Buffer Poolのメモリは、固定サイズのブロックに分割されています。1ブロック = 1ページ分のデータ領域(デフォルト16KB)です。

各ブロックには管理用の構造体buf_block_tが紐づいています:

struct buf_block_t {
    buf_page_t page;  // ページ情報(page_id、変更LSNなど)
                       // ※ 先頭に置くことで buf_page_t* と buf_block_t* を
                       //    相互にキャストできる(Cの構造体レイアウトの性質を利用)

    byte* frame;       // 実際のページデータ(16KB)へのポインタ
    rw_lock_t lock;    // ページ内容を保護する読み書きロック
    BufFixCount buf_fix_count;  // FIXカウンタ
    // ... その他の管理情報
};

Source: https://github.com/mysql/mysql-server/blob/8.0/storage/innobase/include/buf0buf.h (buf_block_t)

buf_page_tbuf_block_tの先頭にあるのは設計上の工夫です。Hash Mapなどでbuf_page_t*として扱っているポインタを、必要に応じてbuf_block_t*にキャストできます。C言語ではよく使われるテクニックです。

Chunk:メモリ割り当ての単位

100GBのBuffer Poolで16KBページだと、約650万ブロックになります。これだけの数のbuf_block_t構造体(1つ数百バイト)のメモリも馬鹿になりません。

InnoDBはこれを効率的に管理するため、Chunkという単位でメモリを確保します(デフォルト128MB)。1つのChunkの中身はこうなっています:

![[bp_01_chunk_structure.png]]

管理構造体とページデータを1つの連続メモリ領域にまとめて確保しています。起動時にbuf_chunk_initmmapでメモリを確保しますが、Linuxの仮想メモリの仕組みにより、実際の物理メモリは使われたページから徐々に消費されていきます。

なお、buf_block_tのサイズが16KBの約数とは限らないため、ページデータ領域の先頭にわずかなフラグメント(使われない隙間)が生じることがあります。これがinnodb_buffer_pool_sizeで設定した値より実際のメモリ使用量がやや大きくなる理由の一つです。

Chunkが導入されたのはMySQL 5.7からで、目的はオンラインリサイズへの対応です。Chunk単位で追加・削除できるので、サーバーを止めずにBuffer Poolのサイズを変更できます。

4つのデータ構造:Hash Map、LRU List、Free List、Flush List

Buffer Pool内のブロックは、4つのデータ構造で管理されています。それぞれ役割が違います。

Hash Map:「このページはメモリにある?」を高速に調べる

page_id → buf_block_t* のハッシュテーブル

buf_page_get_genが呼ばれるたびに、まずHash Mapを引いて「そのページがすでにBuffer Poolにあるか」を調べます。最も頻繁にアクセスされるデータ構造です。衝突解決にはチェイン法(リンクリスト)を使っています。

Free List:空きブロックのリスト

まだページが読み込まれていない、使える空きブロックの一覧

起動直後はすべてのブロックがFree Listにいます。ページが読み込まれるとFree Listから取り出され、LRU Listに移動します。
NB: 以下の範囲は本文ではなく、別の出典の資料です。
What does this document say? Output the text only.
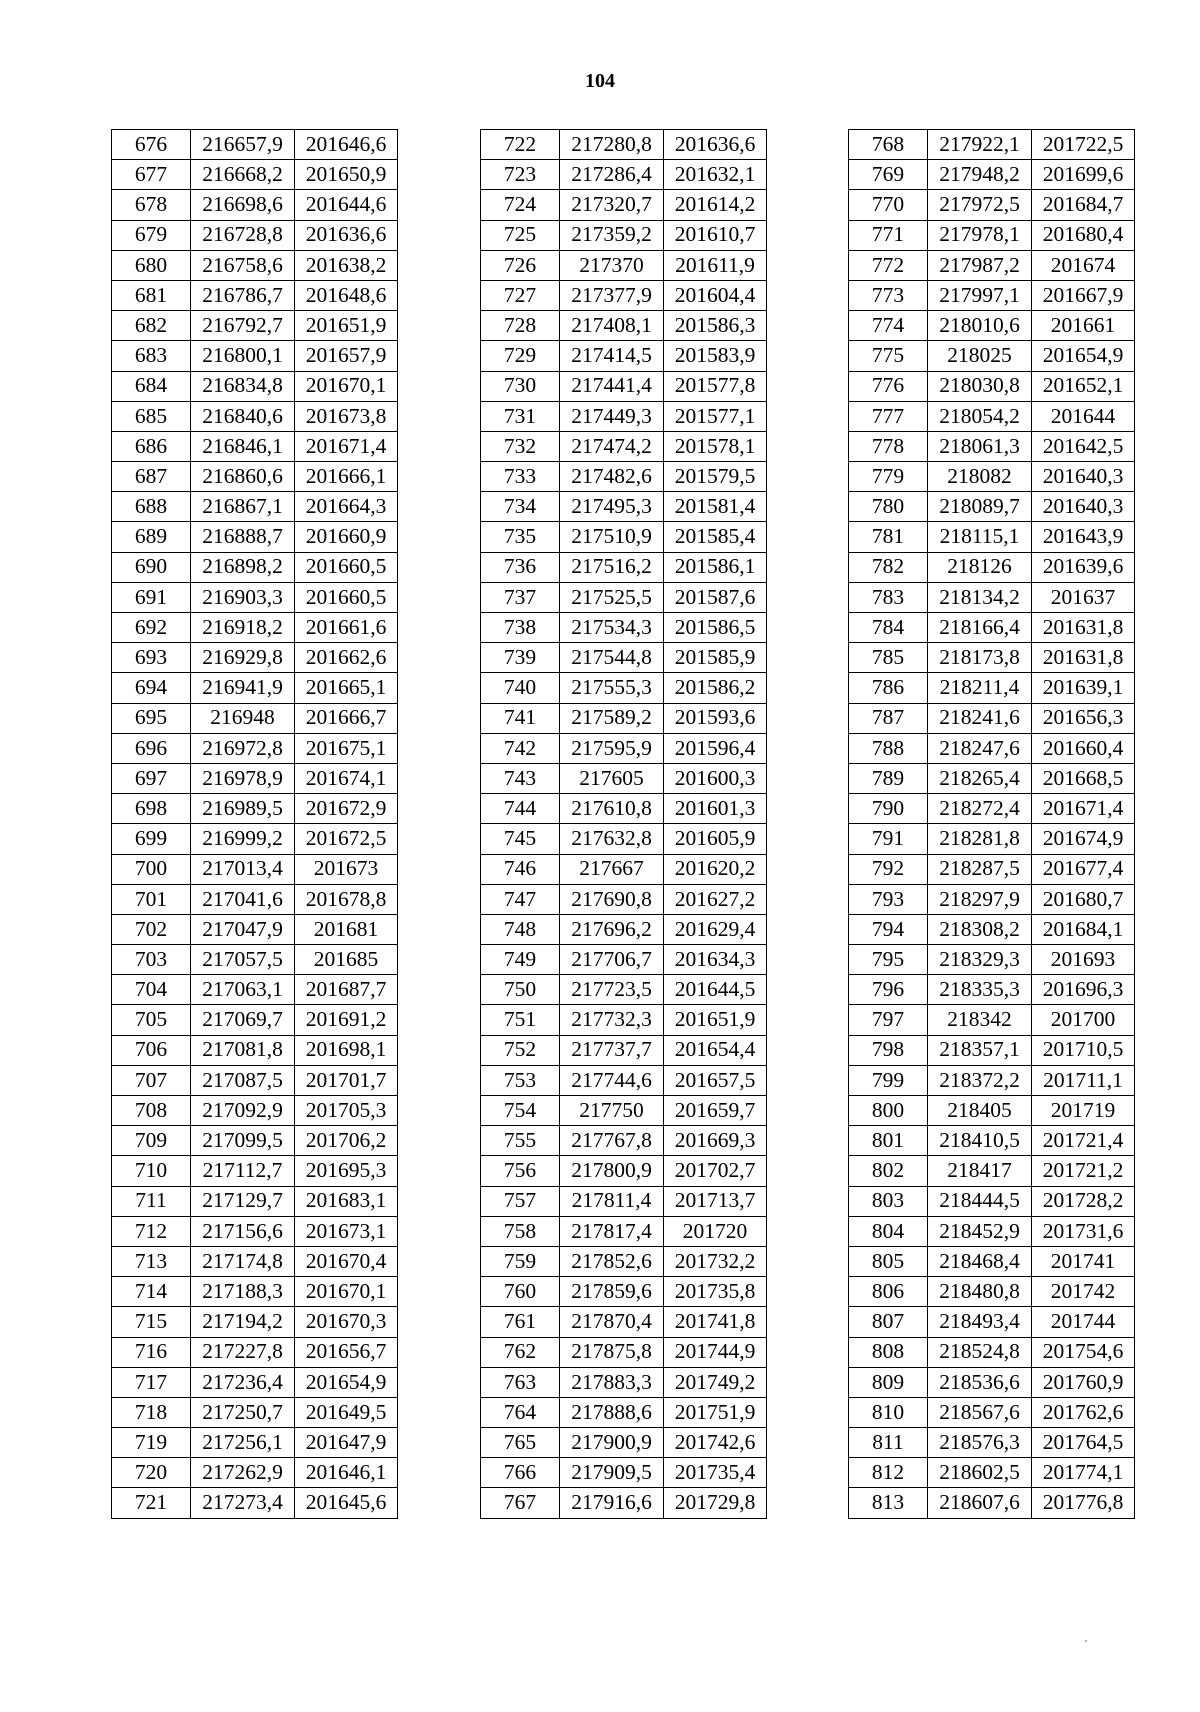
104
676	216657,9	201646,6
677	216668,2	201650,9
678	216698,6	201644,6
679	216728,8	201636,6
680	216758,6	201638,2
681	216786,7	201648,6
682	216792,7	201651,9
683	216800,1	201657,9
684	216834,8	201670,1
685	216840,6	201673,8
686	216846,1	201671,4
687	216860,6	201666,1
688	216867,1	201664,3
689	216888,7	201660,9
690	216898,2	201660,5
691	216903,3	201660,5
692	216918,2	201661,6
693	216929,8	201662,6
694	216941,9	201665,1
695	216948	201666,7
696	216972,8	201675,1
697	216978,9	201674,1
698	216989,5	201672,9
699	216999,2	201672,5
700	217013,4	201673
701	217041,6	201678,8
702	217047,9	201681
703	217057,5	201685
704	217063,1	201687,7
705	217069,7	201691,2
706	217081,8	201698,1
707	217087,5	201701,7
708	217092,9	201705,3
709	217099,5	201706,2
710	217112,7	201695,3
711	217129,7	201683,1
712	217156,6	201673,1
713	217174,8	201670,4
714	217188,3	201670,1
715	217194,2	201670,3
716	217227,8	201656,7
717	217236,4	201654,9
718	217250,7	201649,5
719	217256,1	201647,9
720	217262,9	201646,1
721	217273,4	201645,6
722	217280,8	201636,6
723	217286,4	201632,1
724	217320,7	201614,2
725	217359,2	201610,7
726	217370	201611,9
727	217377,9	201604,4
728	217408,1	201586,3
729	217414,5	201583,9
730	217441,4	201577,8
731	217449,3	201577,1
732	217474,2	201578,1
733	217482,6	201579,5
734	217495,3	201581,4
735	217510,9	201585,4
736	217516,2	201586,1
737	217525,5	201587,6
738	217534,3	201586,5
739	217544,8	201585,9
740	217555,3	201586,2
741	217589,2	201593,6
742	217595,9	201596,4
743	217605	201600,3
744	217610,8	201601,3
745	217632,8	201605,9
746	217667	201620,2
747	217690,8	201627,2
748	217696,2	201629,4
749	217706,7	201634,3
750	217723,5	201644,5
751	217732,3	201651,9
752	217737,7	201654,4
753	217744,6	201657,5
754	217750	201659,7
755	217767,8	201669,3
756	217800,9	201702,7
757	217811,4	201713,7
758	217817,4	201720
759	217852,6	201732,2
760	217859,6	201735,8
761	217870,4	201741,8
762	217875,8	201744,9
763	217883,3	201749,2
764	217888,6	201751,9
765	217900,9	201742,6
766	217909,5	201735,4
767	217916,6	201729,8
768	217922,1	201722,5
769	217948,2	201699,6
770	217972,5	201684,7
771	217978,1	201680,4
772	217987,2	201674
773	217997,1	201667,9
774	218010,6	201661
775	218025	201654,9
776	218030,8	201652,1
777	218054,2	201644
778	218061,3	201642,5
779	218082	201640,3
780	218089,7	201640,3
781	218115,1	201643,9
782	218126	201639,6
783	218134,2	201637
784	218166,4	201631,8
785	218173,8	201631,8
786	218211,4	201639,1
787	218241,6	201656,3
788	218247,6	201660,4
789	218265,4	201668,5
790	218272,4	201671,4
791	218281,8	201674,9
792	218287,5	201677,4
793	218297,9	201680,7
794	218308,2	201684,1
795	218329,3	201693
796	218335,3	201696,3
797	218342	201700
798	218357,1	201710,5
799	218372,2	201711,1
800	218405	201719
801	218410,5	201721,4
802	218417	201721,2
803	218444,5	201728,2
804	218452,9	201731,6
805	218468,4	201741
806	218480,8	201742
807	218493,4	201744
808	218524,8	201754,6
809	218536,6	201760,9
810	218567,6	201762,6
811	218576,3	201764,5
812	218602,5	201774,1
813	218607,6	201776,8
LRU List:使用中ブロックの管理(置換アルゴリズム)

最近アクセスされたページほど先頭に近い位置にいるリスト

メモリが足りなくなったとき、LRU Listの末尾から古いページを追い出します。詳細は次のセクションで解説します。

Flush List:ダーティページの管理

変更されたがまだディスクに書き戻されていないページのリスト
oldest_modification(最初に変更されたLSN)の順に並んでいる

ダーティページ(変更済みページ)はLRU Listにも、Flush Listにも同時に存在します。Flush Listはチェックポイント位置の決定とフラッシュ対象の選定に使われます。

各ブロックの所属ルール

![[bp_02_block_membership.png]]

全体像を図にするとこうです:

![[bp_03_four_structures.png]]

ページを取りに行く流れ

buf_page_get_genはBuffer Poolの中心的な関数です。呼ばれたときに何が起きるか、ケースごとに見ていきましょう。

ケース1:Buffer Poolヒット(最も一般的)

欲しいページがすでにメモリ上にある場合。これが一番多いケースで、よくチューニングされたBuffer Poolなら99%以上がここに該当します。

buf_page_get_gen(page_id=5, ...)
    │
    ├─ 1. Hash Mapで page_id=5 を検索
    │     → 見つかった! block_A が返る
    │
    ├─ 2. buf_block_fix(block_A)    // FIXカウンタ++
    │
    ├─ 3. rw_lock_s_lock(block_A->lock)  // ラッチ取得
    │
    ├─ 4. buf_page_make_young_if_needed(block_A)
    │     // LRU List上の位置を更新するか判定(後述)
    │
    └─ 5. return block_A   // 呼び出し元にページを返す

ヒット率はSHOW ENGINE INNODB STATUSで確認できます:

SHOW ENGINE INNODB STATUS\G

-- BUFFER POOL AND MEMORY セクションに以下が表示される:
-- Buffer pool hit rate 999 / 1000
-- ↑ 1000回中999回がヒット = 99.9%

ケース2:Buffer Poolミス(ページがメモリにない)

Hash Mapで見つからなかった場合、ディスクから読み込む必要があります。そのためにはまず空きブロックを確保しなければなりません。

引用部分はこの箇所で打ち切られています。